Édouard Durand, magistrat spécialiste de la protection de l’enfance, plaide pour une législation plus protectrice et une meilleure prise en compte de la parole des victimes. Par son action et ses prises de position, il est devenu une figure emblématique de la lutte contre les violences faites aux enfants en France. Après avoir piloté les travaux de la CIIVISE, la Commission indépendante sur l’inceste et les violences sexuelles faites aux enfants, de sa création en 2021 à 2023, il est nommé premier vice-président chargé des fonctions de juge des enfants au Tribunal judiciaire de Pontoise. Dans Tes droits et tes besoins comptent, il s’adresse pour la première fois aux enfants pour leur parler de leurs droits, dont c’est la journée internationale ce jeudi 20 novembre, indissociables de leurs besoins.

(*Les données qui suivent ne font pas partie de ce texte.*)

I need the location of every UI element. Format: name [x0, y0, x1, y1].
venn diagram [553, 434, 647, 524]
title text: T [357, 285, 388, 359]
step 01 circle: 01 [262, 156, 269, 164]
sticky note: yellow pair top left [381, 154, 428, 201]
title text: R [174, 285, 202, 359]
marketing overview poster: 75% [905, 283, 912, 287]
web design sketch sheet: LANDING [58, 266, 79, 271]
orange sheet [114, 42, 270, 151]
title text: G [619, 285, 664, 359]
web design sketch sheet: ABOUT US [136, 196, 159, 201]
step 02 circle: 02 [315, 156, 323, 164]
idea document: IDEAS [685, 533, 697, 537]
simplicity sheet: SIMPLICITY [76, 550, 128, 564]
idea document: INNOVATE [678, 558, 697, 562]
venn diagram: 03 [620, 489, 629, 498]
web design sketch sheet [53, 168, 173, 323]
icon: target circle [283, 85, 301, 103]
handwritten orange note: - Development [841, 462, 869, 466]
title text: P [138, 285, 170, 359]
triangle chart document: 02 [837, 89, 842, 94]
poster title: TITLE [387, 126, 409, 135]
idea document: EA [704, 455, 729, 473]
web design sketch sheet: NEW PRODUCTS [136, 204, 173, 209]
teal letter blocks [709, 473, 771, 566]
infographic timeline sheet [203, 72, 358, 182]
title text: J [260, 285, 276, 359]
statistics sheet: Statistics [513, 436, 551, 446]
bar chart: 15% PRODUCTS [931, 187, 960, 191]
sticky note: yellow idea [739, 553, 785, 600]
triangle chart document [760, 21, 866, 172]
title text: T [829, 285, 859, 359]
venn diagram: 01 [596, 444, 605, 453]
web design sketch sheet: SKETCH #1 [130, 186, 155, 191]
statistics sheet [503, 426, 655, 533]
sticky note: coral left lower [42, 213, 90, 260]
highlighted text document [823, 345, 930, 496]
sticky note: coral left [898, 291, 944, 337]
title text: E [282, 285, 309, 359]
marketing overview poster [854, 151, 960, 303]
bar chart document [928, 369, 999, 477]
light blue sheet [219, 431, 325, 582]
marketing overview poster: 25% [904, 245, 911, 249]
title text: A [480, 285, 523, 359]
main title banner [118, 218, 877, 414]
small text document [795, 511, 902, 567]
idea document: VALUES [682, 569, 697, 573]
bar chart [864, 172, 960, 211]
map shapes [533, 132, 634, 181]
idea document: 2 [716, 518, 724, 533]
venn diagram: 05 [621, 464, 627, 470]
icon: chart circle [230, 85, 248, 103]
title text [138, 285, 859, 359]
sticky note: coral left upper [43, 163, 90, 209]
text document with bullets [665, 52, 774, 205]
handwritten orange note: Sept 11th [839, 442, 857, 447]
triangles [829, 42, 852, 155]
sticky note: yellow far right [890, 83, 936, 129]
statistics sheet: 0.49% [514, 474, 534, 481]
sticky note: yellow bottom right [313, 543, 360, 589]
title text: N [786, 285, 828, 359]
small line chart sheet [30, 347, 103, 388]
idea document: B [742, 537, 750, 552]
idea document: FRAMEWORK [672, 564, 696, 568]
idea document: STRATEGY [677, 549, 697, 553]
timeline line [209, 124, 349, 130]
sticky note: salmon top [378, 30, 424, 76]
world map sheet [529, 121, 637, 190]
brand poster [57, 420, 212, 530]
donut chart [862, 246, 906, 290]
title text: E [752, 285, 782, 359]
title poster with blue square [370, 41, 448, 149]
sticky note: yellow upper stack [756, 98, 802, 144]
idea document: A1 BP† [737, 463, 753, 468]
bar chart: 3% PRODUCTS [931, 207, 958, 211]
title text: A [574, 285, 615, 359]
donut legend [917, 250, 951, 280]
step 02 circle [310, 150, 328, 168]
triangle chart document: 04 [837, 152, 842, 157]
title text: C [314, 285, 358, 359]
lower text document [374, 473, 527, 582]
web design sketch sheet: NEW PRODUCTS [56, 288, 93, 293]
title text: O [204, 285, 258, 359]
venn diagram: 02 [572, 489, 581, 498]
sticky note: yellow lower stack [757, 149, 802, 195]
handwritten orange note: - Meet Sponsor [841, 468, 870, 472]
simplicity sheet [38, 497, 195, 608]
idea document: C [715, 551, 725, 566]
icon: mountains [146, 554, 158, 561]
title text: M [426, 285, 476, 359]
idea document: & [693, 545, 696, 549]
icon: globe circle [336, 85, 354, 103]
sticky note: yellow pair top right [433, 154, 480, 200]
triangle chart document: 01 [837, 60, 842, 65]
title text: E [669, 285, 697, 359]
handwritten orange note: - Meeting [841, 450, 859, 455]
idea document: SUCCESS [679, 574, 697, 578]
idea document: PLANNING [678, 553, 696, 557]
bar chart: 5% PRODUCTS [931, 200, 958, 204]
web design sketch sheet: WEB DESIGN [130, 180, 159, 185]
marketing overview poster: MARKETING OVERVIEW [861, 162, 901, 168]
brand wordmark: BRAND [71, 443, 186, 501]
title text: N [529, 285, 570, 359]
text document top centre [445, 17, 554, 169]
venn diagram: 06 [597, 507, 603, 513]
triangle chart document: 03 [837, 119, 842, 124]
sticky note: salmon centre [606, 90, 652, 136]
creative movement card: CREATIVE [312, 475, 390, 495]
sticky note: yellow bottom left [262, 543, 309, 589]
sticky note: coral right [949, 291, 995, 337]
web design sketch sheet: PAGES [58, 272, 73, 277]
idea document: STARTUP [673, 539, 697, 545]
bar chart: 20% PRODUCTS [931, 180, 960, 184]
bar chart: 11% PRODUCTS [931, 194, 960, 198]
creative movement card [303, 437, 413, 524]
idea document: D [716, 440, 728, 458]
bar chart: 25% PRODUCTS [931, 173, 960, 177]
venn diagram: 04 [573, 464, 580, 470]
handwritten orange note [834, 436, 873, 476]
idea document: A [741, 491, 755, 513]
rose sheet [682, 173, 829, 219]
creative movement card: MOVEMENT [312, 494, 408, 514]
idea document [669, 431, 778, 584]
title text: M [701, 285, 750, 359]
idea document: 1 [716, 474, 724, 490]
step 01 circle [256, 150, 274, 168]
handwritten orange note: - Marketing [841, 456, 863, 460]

Les Pros de la petite enfance : Dans votre premier album pour la jeunesse, vous avez choisi de dialoguer directement avec les enfants sur leurs droits, mais aussi sur leurs besoins. Pourquoi ce choix ?
Édouard Durand : C’était très important pour moi de ne pas dissocier les besoins des enfants d’une réflexion sur leurs droits. Mais devant la page blanche, ça a été un défi : Comment leur faire comprendre à quel point leurs droits s’enracinent dans des dimensions fondamentales de leur vie et sont là pour les protéger ? J’ai choisi le mode de la conversation afin d’être le plus possible dans l’expérience de la vie des enfants, notamment en les ramenant à leur vécu et à leurs émotions. Ce procédé me permet d’éviter l’écueil de l’énoncé théorique, du savoir descendant ou de la liste de revendications. Dialoguer, c’est d’abord comprendre le processus de développement de l’enfant, et donc ses besoins fondamentaux.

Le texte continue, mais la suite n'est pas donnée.